After months of preparation and a public preview, the new website is live at crcna.org.

In addition to the new look, it features better technology, and layouts that adapt for mobile and tablet displays.

The new site features blog posts from pastors, missionaries, and more.

The site also features blog posts from CRC members around the web, including pastors, missionaries, church planters and authors, plus real-time feeds of the latest content from The Banner and The Network.

As part of the transition, 13 sub-sites have been migrated into the new system, such as Safe Church, Canadian Ministries, and Pastor-Church Relations. Other larger ministries, including Home Missions and World Missions, are planning to join in the future.

Why a new website?

“This complete reworking of crcna.org has been in the works for many months behind the scenes,” says Henry Hess, the CRCNA’s director of communication.

“Although the previous site served us well for a long time, substantially beyond the industry average, it had outlived its usefulness, both in design and functionality,” Hess adds.

“The way people use websites - and what they expect of them - has changed tremendously. The new site allows us to meet those needs and expectations.”

In recent years, web-based communications have taken a leading role in connecting CRC members with each other, their denominational ministries, and the broader world, says Hess.

Visitors to crcna.org racked up more than two million pageviews in the past year, with another 600,000 pageviews on The Network. And there is every indication that the trend will continue.

Tim Postuma, web and e-communications manager, led the project that involved both staff and outside freelancers.

The system is built on Drupal, a leading open-source tool that powers some of the most popular sites on the web.

“Open-source technology lets us benefit from a global community of developers who are helping the product constantly improve”, says Postuma. “All with no licensing fees.”

'Responsive design' adapts for mobile phones and tablets.

Using the latest ‘responsive design’ techniques, every page layout adapts to the size of your device - from small mobile phones, to tablets, to full-size computer screens. Postuma says that about 15 percent of visits are from phones and tablets, a figure that is growing.

In addition, the new design uses a wider page than before. “Most design evolves over time—especially website design,” says Dean Heetderks, design director for the project. “Most exciting to me in the current evolution is the larger ‘page’ and the stronger visual impact it allows.”

CRCNA.org is both a website, and a collection of websites for individual ministries. That, says Heetderks, presents some design challenges to “honor the uniqueness of each area but also create a site that is easy to navigate and feels familiar across sections.”

Beyond design and technology, the new site also brings together good content that is currently scattered across the web.

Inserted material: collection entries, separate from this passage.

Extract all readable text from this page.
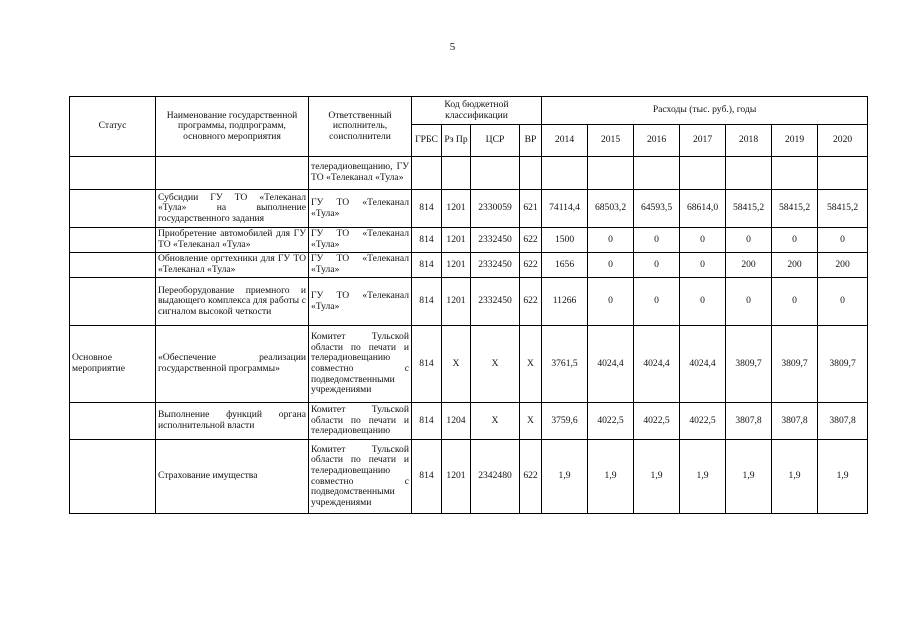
5
Статус	Наименование государственной программы, подпрограмм, основного мероприятия	Ответственный исполнитель, соисполнители	Код бюджетной классификации				Расходы (тыс. руб.), годы						
			ГРБС	Рз Пр	ЦСР	ВР	2014	2015	2016	2017	2018	2019	2020
		телерадиовещанию, ГУ ТО «Телеканал «Тула»											
	Субсидии ГУ ТО «Телеканал «Тула» на выполнение государственного задания	ГУ ТО «Телеканал «Тула»	814	1201	2330059	621	74114,4	68503,2	64593,5	68614,0	58415,2	58415,2	58415,2
	Приобретение автомобилей для ГУ ТО «Телеканал «Тула»	ГУ ТО «Телеканал «Тула»	814	1201	2332450	622	1500	0	0	0	0	0	0
	Обновление оргтехники для ГУ ТО «Телеканал «Тула»	ГУ ТО «Телеканал «Тула»	814	1201	2332450	622	1656	0	0	0	200	200	200
	Переоборудование приемного и выдающего комплекса для работы с сигналом высокой четкости	ГУ ТО «Телеканал «Тула»	814	1201	2332450	622	11266	0	0	0	0	0	0
Основное мероприятие	«Обеспечение реализации государственной программы»	Комитет Тульской области по печати и телерадиовещанию совместно с подведомственными учреждениями	814	Х	Х	Х	3761,5	4024,4	4024,4	4024,4	3809,7	3809,7	3809,7
	Выполнение функций органа исполнительной власти	Комитет Тульской области по печати и телерадиовещанию	814	1204	Х	Х	3759,6	4022,5	4022,5	4022,5	3807,8	3807,8	3807,8
	Страхование имущества	Комитет Тульской области по печати и телерадиовещанию совместно с подведомственными учреждениями	814	1201	2342480	622	1,9	1,9	1,9	1,9	1,9	1,9	1,9
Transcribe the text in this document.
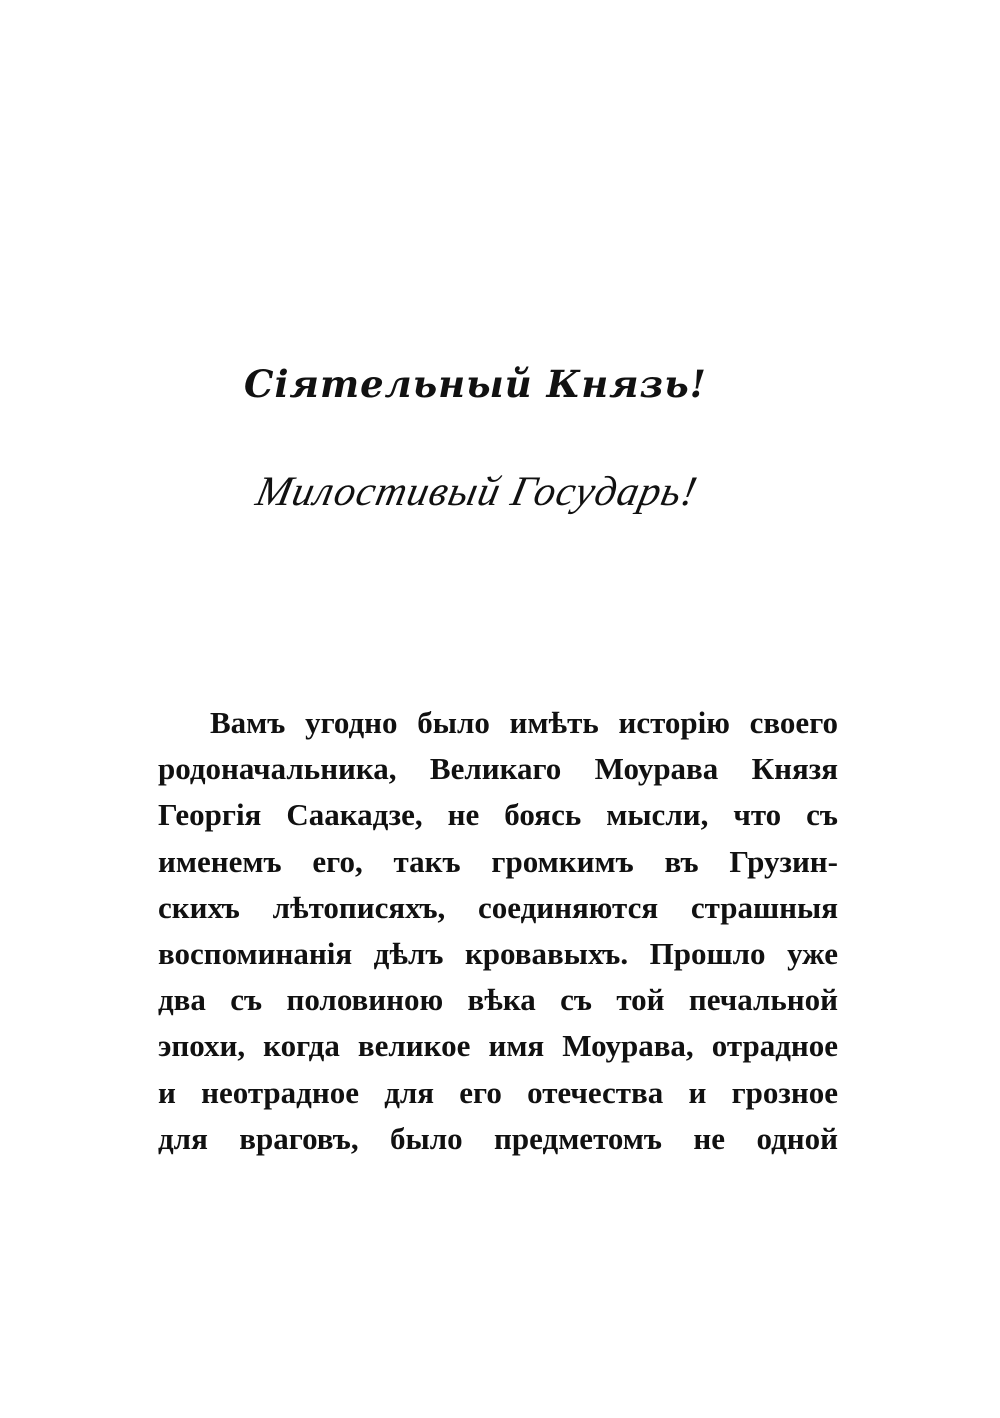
Сіятельный Князь!
Милостивый Государь!
Вамъ угодно было имѣть исторію своего
родоначальника, Великаго Моурава Князя
Георгія Саакадзе, не боясь мысли, что съ
именемъ его, такъ громкимъ въ Грузин-
скихъ лѣтописяхъ, соединяются страшныя
воспоминанія дѣлъ кровавыхъ. Прошло уже
два съ половиною вѣка съ той печальной
эпохи, когда великое имя Моурава, отрадное
и неотрадное для его отечества и грозное
для враговъ, было предметомъ не одной
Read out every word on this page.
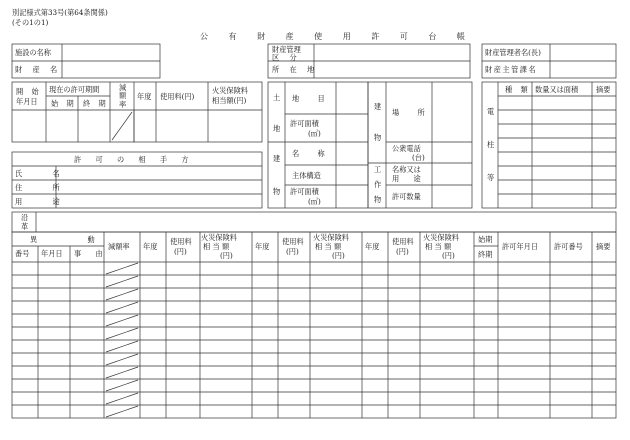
別記様式第33号(第64条関係)
(その1の1)
公 有 財 産 使 用 許 可 台 帳
施設の名称
財 産 名
財産管理
区 分
所 在 地
財産管理者名(長)
財産主管課名
開 始
年月日
現在の許可期間
始 期 終 期
減額率
年度 使用料(円)
火災保険料
相当額(円)	土
地
地 目
許可面積
(㎡)
建
物
名 称
主体構造
許可面積
(㎡)
建
物
場 所
公衆電話
(台)
工
作
物
名称又は
用 途
許可数量
電
柱
等
種 類 数量又は面積 摘要
許 可 の 相 手 方
氏 名
住 所
用 途
沿
革
異 動
番号 年月日 事 由
減額率 年度
使用料
(円)
火災保険料
相 当 額
(円)
年度
使用料
(円)
火災保険料
相 当 額
(円)
年度
使用料
(円)
火災保険料
相 当 額
(円)
始期
終期
許可年月日 許可番号 摘要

“Every week, our missionaries, local pastors, field staff, and others put out some great real-world, in-the-trenches blog posts,” says Postuma.

“With the launch of our new site, we’re giving them more prominence by featuring select posts on the CRCNA home page and in our News & Views section.”

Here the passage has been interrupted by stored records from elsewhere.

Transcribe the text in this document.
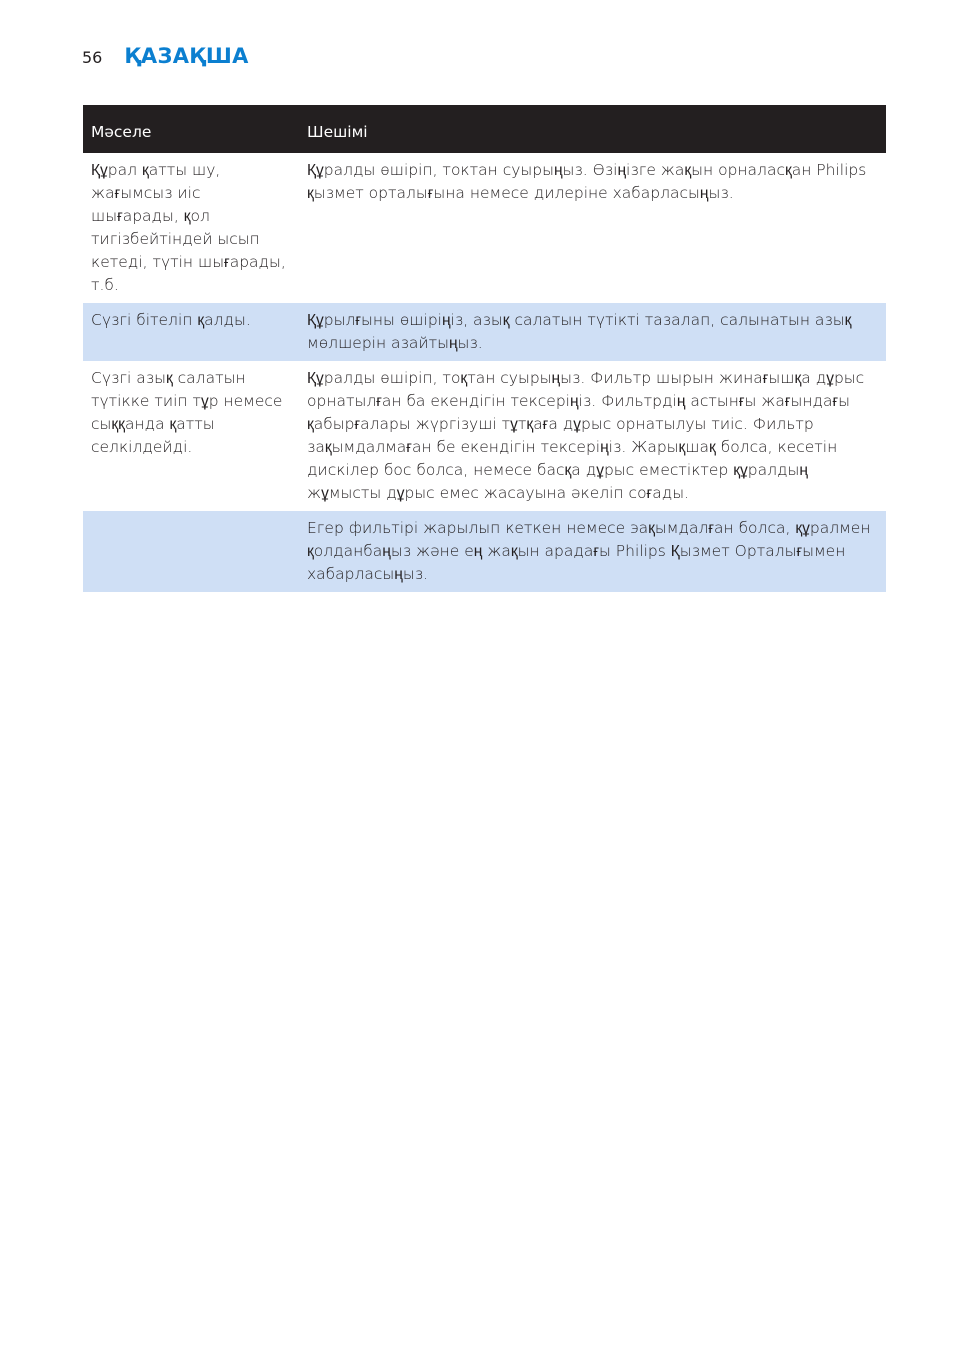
56 ҚАЗАҚША
Мәселе	Шешімі
Құрал қатты шу, жағымсыз иіс шығарады, қол тигізбейтіндей ысып кетеді, түтін шығарады, т.б.	Құралды өшіріп, токтан суырыңыз. Өзіңізге жақын орналасқан Philips қызмет орталығына немесе дилеріне хабарласыңыз.
Сүзгі бітеліп қалды.	Құрылғыны өшіріңіз, азық салатын түтікті тазалап, салынатын азық мөлшерін азайтыңыз.
Сүзгі азық салатын түтікке тиіп тұр немесе сыққанда қатты селкілдейді.	Құралды өшіріп, тоқтан суырыңыз. Фильтр шырын жинағышқа дұрыс орнатылған ба екендігін тексеріңіз. Фильтрдің астынғы жағындағы қабырғалары жүргізуші тұтқаға дұрыс орнатылуы тиіс. Фильтр зақымдалмаған бе екендігін тексеріңіз. Жарықшақ болса, кесетін дискілер бос болса, немесе басқа дұрыс еместіктер құралдың жұмысты дұрыс емес жасауына әкеліп соғады.
	Егер фильтірі жарылып кеткен немесе эақымдалған болса, құралмен қолданбаңыз және ең жақын арадағы Philips Қызмет Орталығымен хабарласыңыз.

“We believe they are powerful testimonies of what God is doing across our denomination and around the world.”

Unified login reduces password overload.

Another priority was to reduce password overload. A unified account structure allows people to use the same login for commenting across The Banner, The Network, and the CRCNA website. Or to log in using existing accounts on Facebook, Gmail, and other services.

As the site launches, Postuma says, staff will be standing by ready to fix bugs or make adjustments. In particular, it will take a few days for the site search and links between old and new sites to get all ironed out. A ‘Feedback’ tab on the right side of every page allows visitors to report problems or offer suggestions.

“With websites, you’re never done,” Postuma comments. “User expectations are constantly evolving based on what they see on other sites, and now we’ll be able to adapt more quickly than before.”